宮城県気仙沼市(けせんぬまし)にある気仙沼港では毎年、冷え込む季節になると神秘的な光景が現れます。
「気嵐(けあらし)」というこの現象は海霧の一種で、例年10月下旬から1月にかけて、冷え込みが強い朝ほど出やすくなります。
海は温まりにくく冷めにくいという特徴があるため、冷え込んだ朝でも海の温度は陸地の温度と比べるとさほど下がりません。
つまり、海が相対的に温かく、陸地が相対的に冷たい状態。
その状態で陸地から"冷たい"空気が海側へ流れ込むと、"温かい"海との温度差で霧が発生するというわけです。

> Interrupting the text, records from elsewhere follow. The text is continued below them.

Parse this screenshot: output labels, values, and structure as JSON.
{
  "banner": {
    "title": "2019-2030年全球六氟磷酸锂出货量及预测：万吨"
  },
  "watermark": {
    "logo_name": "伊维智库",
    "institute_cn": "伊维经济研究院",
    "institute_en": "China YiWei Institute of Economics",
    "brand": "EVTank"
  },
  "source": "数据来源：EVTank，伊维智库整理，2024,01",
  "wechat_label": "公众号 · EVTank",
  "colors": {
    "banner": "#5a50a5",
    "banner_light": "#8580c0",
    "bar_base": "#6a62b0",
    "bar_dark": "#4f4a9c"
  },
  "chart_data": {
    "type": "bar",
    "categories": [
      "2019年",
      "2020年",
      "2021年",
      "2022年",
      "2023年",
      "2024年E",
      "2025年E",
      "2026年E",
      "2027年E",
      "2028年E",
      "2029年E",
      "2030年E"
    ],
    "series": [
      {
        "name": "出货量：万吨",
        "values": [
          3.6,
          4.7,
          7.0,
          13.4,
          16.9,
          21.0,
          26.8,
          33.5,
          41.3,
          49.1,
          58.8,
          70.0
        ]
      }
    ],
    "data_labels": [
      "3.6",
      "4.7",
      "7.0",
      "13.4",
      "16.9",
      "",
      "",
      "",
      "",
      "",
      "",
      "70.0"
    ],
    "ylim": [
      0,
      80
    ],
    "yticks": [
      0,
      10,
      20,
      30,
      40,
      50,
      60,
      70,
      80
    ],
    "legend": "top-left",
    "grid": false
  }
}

気仙沼港はV字に入りくんだ形をした湾のため、発生した霧がなかなか散らずに港にとどまり続けます。
そのため大規模な霧ができやすく、それが朝日に照らされた瞬間は荘厳な光景になるのです。
全国にはほかにも気嵐が発生する場所がありますが、漁業が盛んで漁船の多い気仙沼港では霧の中を進む漁船の幻想的な姿を見ることもでき、毎年この時期は県内外からカメラマンが訪れます。
なお、気嵐が発生する条件の一つは冒頭でも触れた「強い冷え込み」ですが、他にも風や湿度など細かい条件もあり、狙って撮影をしに行きたい場合はこちらのサイトに掲載される予報が便利です。
最近は観光ツアーの日程に組まれることもあるほど観光資源にもなりつつある気嵐は、地元にとっては「冬の使者」でもあります。
東北では、平地で雪が降るまであと数週間ほどです。